Hi @RemiLehe. I've looked into the fusion test failing with this PR. Basically this is because the masses of helium and of boron11 have been changed (at the keV level, which is small but sufficient to trigger the CI test). There are a few places where this change needs to be taken into account:

• https://github.com/ECP-WarpX/WarpX/blob/542ef3c09b467974b5bd9d1e3b25a208e3296562/Source/Particles/Collision/BinaryCollision/NuclearFusion/ProtonBoronFusionInitializeMomentum.H#L84
  The alpha mass needs to be replaced here with PhysConst::m_u * 4.002602_prt. (it might be a good idea to pass the mass of the product species as an argument to this function rather than to redefine it here, but this can potentially be done in a separate PR)

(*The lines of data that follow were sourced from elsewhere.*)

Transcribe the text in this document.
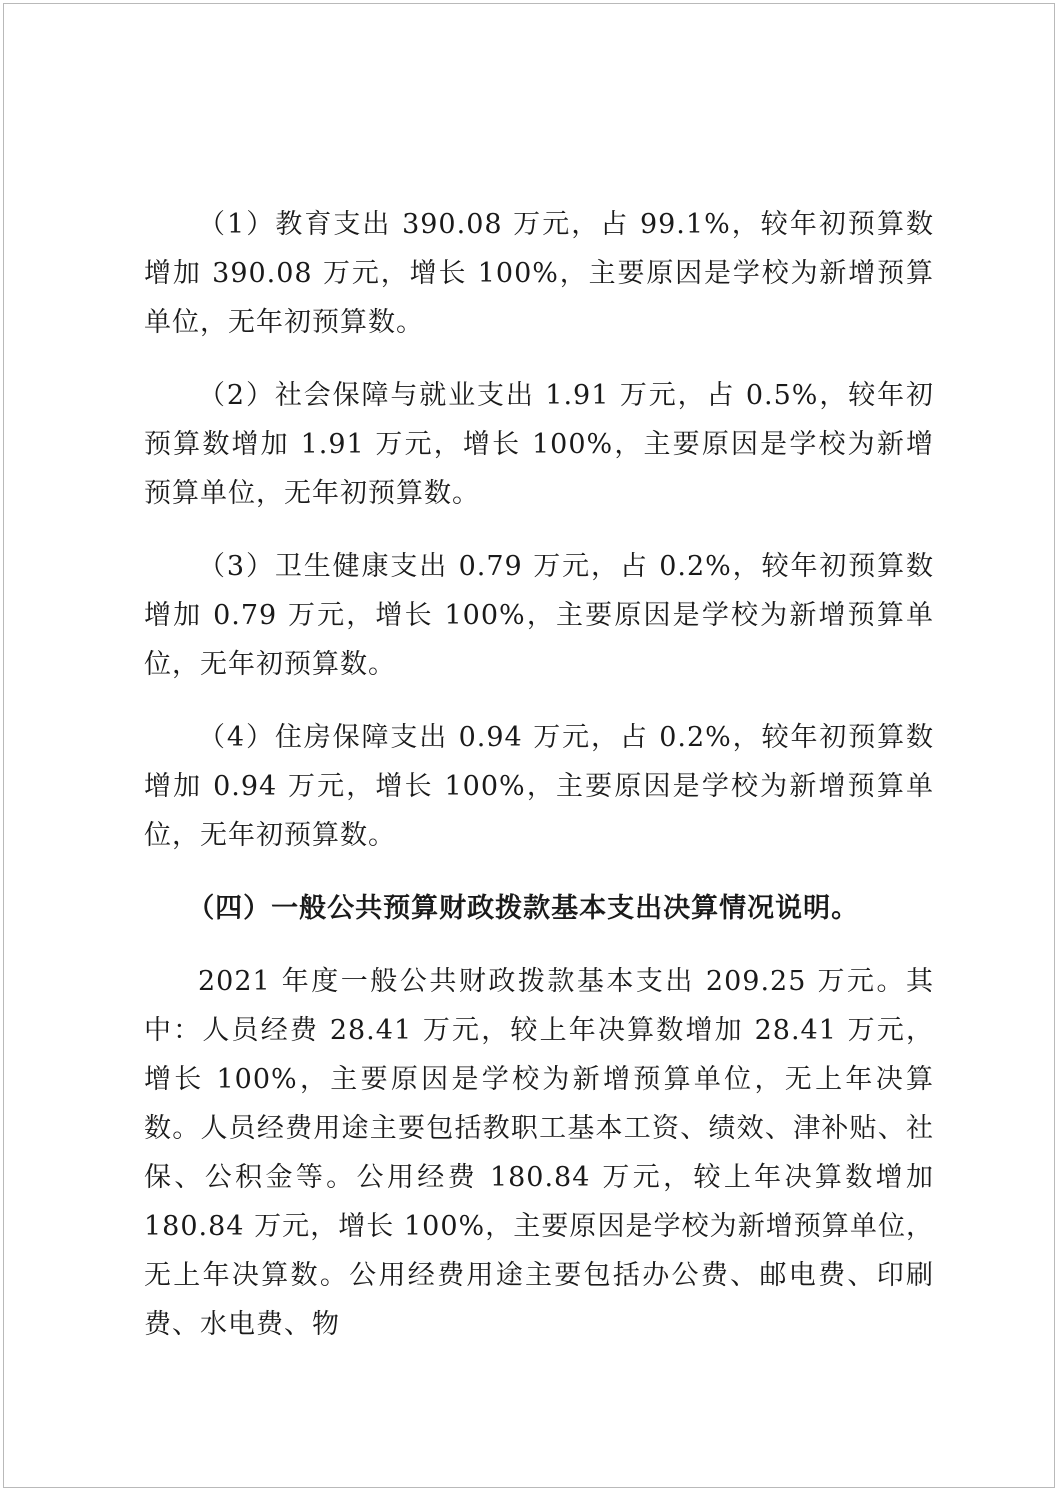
（1）教育支出 390.08 万元，占 99.1%，较年初预算数增加 390.08 万元，增长 100%，主要原因是学校为新增预算单位，无年初预算数。

（2）社会保障与就业支出 1.91 万元，占 0.5%，较年初预算数增加 1.91 万元，增长 100%，主要原因是学校为新增预算单位，无年初预算数。

（3）卫生健康支出 0.79 万元，占 0.2%，较年初预算数增加 0.79 万元，增长 100%，主要原因是学校为新增预算单位，无年初预算数。

（4）住房保障支出 0.94 万元，占 0.2%，较年初预算数增加 0.94 万元，增长 100%，主要原因是学校为新增预算单位，无年初预算数。

（四）一般公共预算财政拨款基本支出决算情况说明。

2021 年度一般公共财政拨款基本支出 209.25 万元。其中：人员经费 28.41 万元，较上年决算数增加 28.41 万元，增长 100%，主要原因是学校为新增预算单位，无上年决算数。人员经费用途主要包括教职工基本工资、绩效、津补贴、社保、公积金等。公用经费 180.84 万元，较上年决算数增加 180.84 万元，增长 100%，主要原因是学校为新增预算单位，无上年决算数。公用经费用途主要包括办公费、邮电费、印刷费、水电费、物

• https://github.com/ECP-WarpX/WarpX/blob/542ef3c09b467974b5bd9d1e3b25a208e3296562/Examples/Modules/nuclear_fusion/inputs_3d#L35
  The boron mass needs to be replaced here with 11.00930536*m_u.

• https://github.com/ECP-WarpX/WarpX/blob/542ef3c09b467974b5bd9d1e3b25a208e3296562/Examples/Modules/nuclear_fusion/analysis_proton_boron_fusion.py#L69
  The boron mass needs to be replaced here with 11.00930536*scc.m_u.

• https://github.com/ECP-WarpX/WarpX/blob/542ef3c09b467974b5bd9d1e3b25a208e3296562/Examples/Modules/nuclear_fusion/analysis_proton_boron_fusion.py#L71
  The alpha mass needs to be replaced here with 4.002602*scc.m_u.

I have tested with these changes locally and the CI tests almost passed, I just needed to make one more small modification here:

https://github.com/ECP-WarpX/WarpX/blob/542ef3c09b467974b5bd9d1e3b25a208e3296562/Examples/Modules/nuclear_fusion/analysis_proton_boron_fusion.py#L384
I've replaced that line with return E_com_kin*(p_proton_sq>0.) (because of machine precision errors, that function was returning a small but negative number instead of 0 when p_proton_sq was 0, which made the test fail later on).

[RemiLehe]

@NeilZaim Thanks a lot for looking into this.
Do you want me to make the above-mentioned changes on this PR, or are you also able to push those changes here?

[NeilZaim]

@RemiLehe I don't think I have write access, so it's probably easier if you or @lucafedeli88 do the changes.

[RemiLehe]

OK, I have made the above-mentioned changes and have reset the benchmarks.